Mary Ann Kopydlowski grew up in a Michigan working-class family. She’s worked as a nurse on a Navajo reservation and cared for the homeless in Boston. She’s also been active in struggles for Central American solidarity and gay rights. Kopydlowski feels she has a responsibility to use whatever skills she has to fight back against current US immigration policy. She explains why in this updated 2020 interview we did with her

You’ve been volunteering with No More Deaths and the Tucson Samaritans. How did these humanitarian aid programs get started?

Mary Ann Kopydlowski: In the early 2000s, people who lived near the border came across human remains and items left behind like discarded backpacks, clothing, and toothbrushes. They found it horrifying to be hiking in the desert for fun while others were hiking as a matter of life and death. They discovered and mapped a trail system used by the migrants and then started carrying in water and placing the jugs at key points. 

Photo: Lucy Nicholson/Reuters

It’s estimated that thousands have died on the Arizona/Mexico border. What makes the Sonoran Desert such a killer?

The border wall! It forces migrants to cross away from towns and spend days walking through remote areas of the desert. If you're fleeing violence, you can’t choose what time of year to go, so you can end up experiencing extreme heat or bitter cold. You face scarce and polluted water sources, treacherous topography, and near-total isolation from possible rescue.

Sometimes the people in a migrant group will get rushed by Border Patrol helicopters. They’ll panic and scatter, causing some to get separated from others and become lost. US officials purposely cause more deaths to stem migration. They call their failed policy prevention through deterrence.” This deterrence” has not stopped people from fleeing, but it does succeed in killing.

No More Deaths also runs a desert camp/first aid station. Did your experience as a community nurse prepare you to provide care?

Migrants routinely suffer everything from sprains and dehydration to blisters that turn into wounds. They also face exposure, heat, and disorientation from vast and remote expanses of wilderness. The No More Deaths camp sits 11 miles from the border, and it’s still a 65-mile walk to Tucson.

My work as a visiting nurse and at Boston Health Care for the Homeless gave me the skills and confidence to work independently without any medical infrastructure around me. And I had learned a lot about foot care, something always needed in the desert. 
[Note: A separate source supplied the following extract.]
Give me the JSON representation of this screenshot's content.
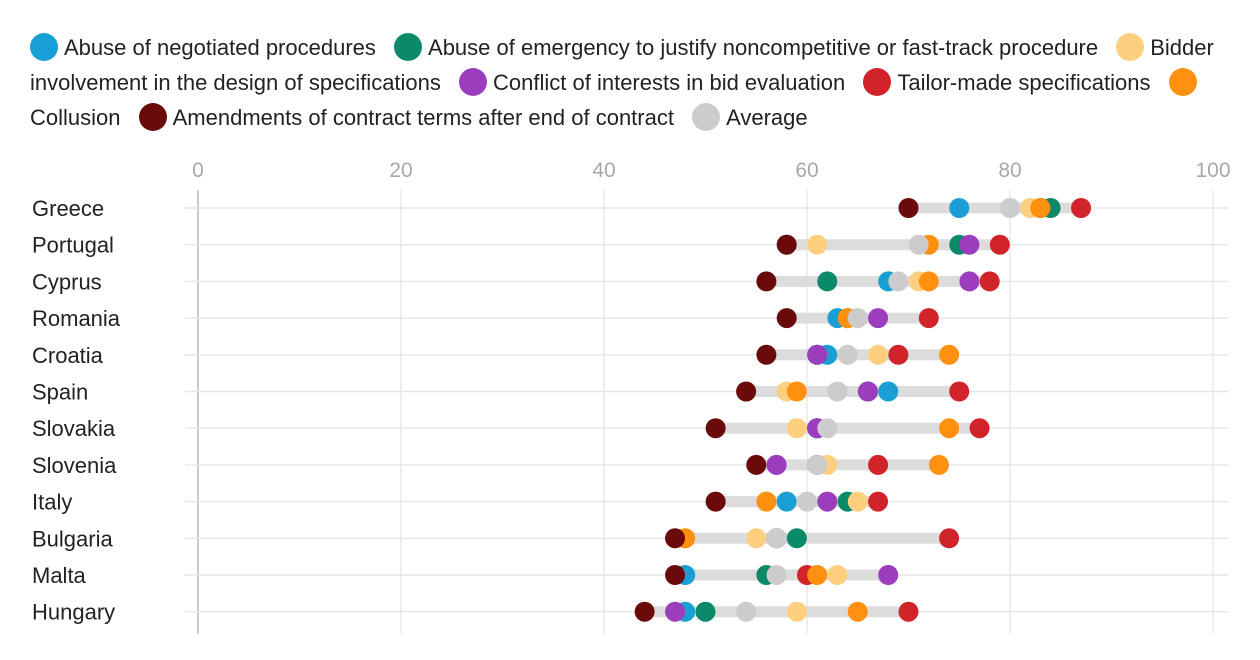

Has the situation for migrants changed any over the years?

From no barriers, except the desert itself, came fences first and now walls. Border agents used to consider programs run by Catholics sanctuary spaces, and they left aid stations alone. But not under Trump or Biden. 
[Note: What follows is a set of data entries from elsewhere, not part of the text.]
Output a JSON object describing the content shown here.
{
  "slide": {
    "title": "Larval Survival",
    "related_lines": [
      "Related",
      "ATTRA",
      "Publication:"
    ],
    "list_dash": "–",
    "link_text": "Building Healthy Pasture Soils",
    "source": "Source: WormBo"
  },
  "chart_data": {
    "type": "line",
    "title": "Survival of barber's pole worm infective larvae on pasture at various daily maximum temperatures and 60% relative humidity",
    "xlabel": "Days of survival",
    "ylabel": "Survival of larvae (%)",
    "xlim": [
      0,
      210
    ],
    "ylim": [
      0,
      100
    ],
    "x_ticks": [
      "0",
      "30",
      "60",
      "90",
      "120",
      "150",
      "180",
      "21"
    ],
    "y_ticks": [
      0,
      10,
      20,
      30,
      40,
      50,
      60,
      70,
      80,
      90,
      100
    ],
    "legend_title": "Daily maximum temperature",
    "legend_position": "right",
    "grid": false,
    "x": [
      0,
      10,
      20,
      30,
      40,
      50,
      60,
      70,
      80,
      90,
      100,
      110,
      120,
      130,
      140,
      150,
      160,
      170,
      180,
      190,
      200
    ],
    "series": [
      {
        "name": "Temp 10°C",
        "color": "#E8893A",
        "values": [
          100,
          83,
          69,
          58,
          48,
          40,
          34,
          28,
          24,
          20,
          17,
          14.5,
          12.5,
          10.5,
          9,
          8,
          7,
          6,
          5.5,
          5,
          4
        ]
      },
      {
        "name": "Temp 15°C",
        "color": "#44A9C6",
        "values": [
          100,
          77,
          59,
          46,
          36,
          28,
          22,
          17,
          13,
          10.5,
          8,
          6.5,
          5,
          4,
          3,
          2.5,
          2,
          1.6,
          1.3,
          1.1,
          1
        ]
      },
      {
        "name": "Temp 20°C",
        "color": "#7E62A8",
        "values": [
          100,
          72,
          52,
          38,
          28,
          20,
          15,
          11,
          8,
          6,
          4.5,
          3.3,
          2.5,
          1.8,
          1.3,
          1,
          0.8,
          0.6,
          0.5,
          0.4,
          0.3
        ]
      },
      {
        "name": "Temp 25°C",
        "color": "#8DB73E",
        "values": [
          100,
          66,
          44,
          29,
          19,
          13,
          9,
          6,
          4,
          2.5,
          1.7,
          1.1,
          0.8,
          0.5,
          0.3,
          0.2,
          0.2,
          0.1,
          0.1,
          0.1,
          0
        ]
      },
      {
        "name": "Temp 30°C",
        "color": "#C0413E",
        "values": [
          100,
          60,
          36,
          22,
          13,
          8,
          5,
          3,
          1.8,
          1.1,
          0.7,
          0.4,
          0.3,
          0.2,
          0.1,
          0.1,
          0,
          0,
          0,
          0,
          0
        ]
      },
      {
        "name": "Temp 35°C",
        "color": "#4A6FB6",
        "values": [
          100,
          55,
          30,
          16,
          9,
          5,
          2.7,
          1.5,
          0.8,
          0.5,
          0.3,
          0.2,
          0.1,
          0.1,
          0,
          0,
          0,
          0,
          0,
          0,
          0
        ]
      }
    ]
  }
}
In 2020, in the No More Deaths camp, in less than two months we had 30 people arrested while they were getting medical help, and 12 more were rounded up. The Border Patrol tries to sabotage aid efforts. Activists with No More Deaths took a video of an agent mocking them as he dumped out gallons of life-saving water. Volunteers have also been arrested and prosecuted for acting on their humanitarian values.
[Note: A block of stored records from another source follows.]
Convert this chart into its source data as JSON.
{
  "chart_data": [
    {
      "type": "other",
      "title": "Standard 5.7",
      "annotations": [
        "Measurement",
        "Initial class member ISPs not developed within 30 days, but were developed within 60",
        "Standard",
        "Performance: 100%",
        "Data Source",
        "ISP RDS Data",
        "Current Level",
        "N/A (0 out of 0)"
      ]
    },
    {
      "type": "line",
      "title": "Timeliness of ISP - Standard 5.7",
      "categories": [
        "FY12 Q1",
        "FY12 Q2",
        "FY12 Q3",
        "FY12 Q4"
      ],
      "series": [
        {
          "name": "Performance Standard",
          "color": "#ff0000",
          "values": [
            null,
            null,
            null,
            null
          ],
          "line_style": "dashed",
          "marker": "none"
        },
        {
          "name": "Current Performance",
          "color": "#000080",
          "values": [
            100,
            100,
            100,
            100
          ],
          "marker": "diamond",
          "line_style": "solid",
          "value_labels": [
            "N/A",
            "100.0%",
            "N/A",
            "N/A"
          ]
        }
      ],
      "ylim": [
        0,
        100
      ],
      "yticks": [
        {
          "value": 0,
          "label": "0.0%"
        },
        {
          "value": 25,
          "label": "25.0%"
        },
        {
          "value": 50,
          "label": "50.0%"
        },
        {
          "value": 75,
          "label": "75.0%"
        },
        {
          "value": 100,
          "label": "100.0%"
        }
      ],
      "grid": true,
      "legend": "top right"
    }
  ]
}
Has witnessing the inhumanity of US policy been a soul-killing experience?

I’ve met people who moved to Arizona to relax in retirement, but the situation of the migrants passing so close to their homes motivated them to devote themselves to giving aid. I’ve met young people from all over the country who move to Arizona to volunteer. People like these give me hope of a time when human needs take priority over the needs of capital.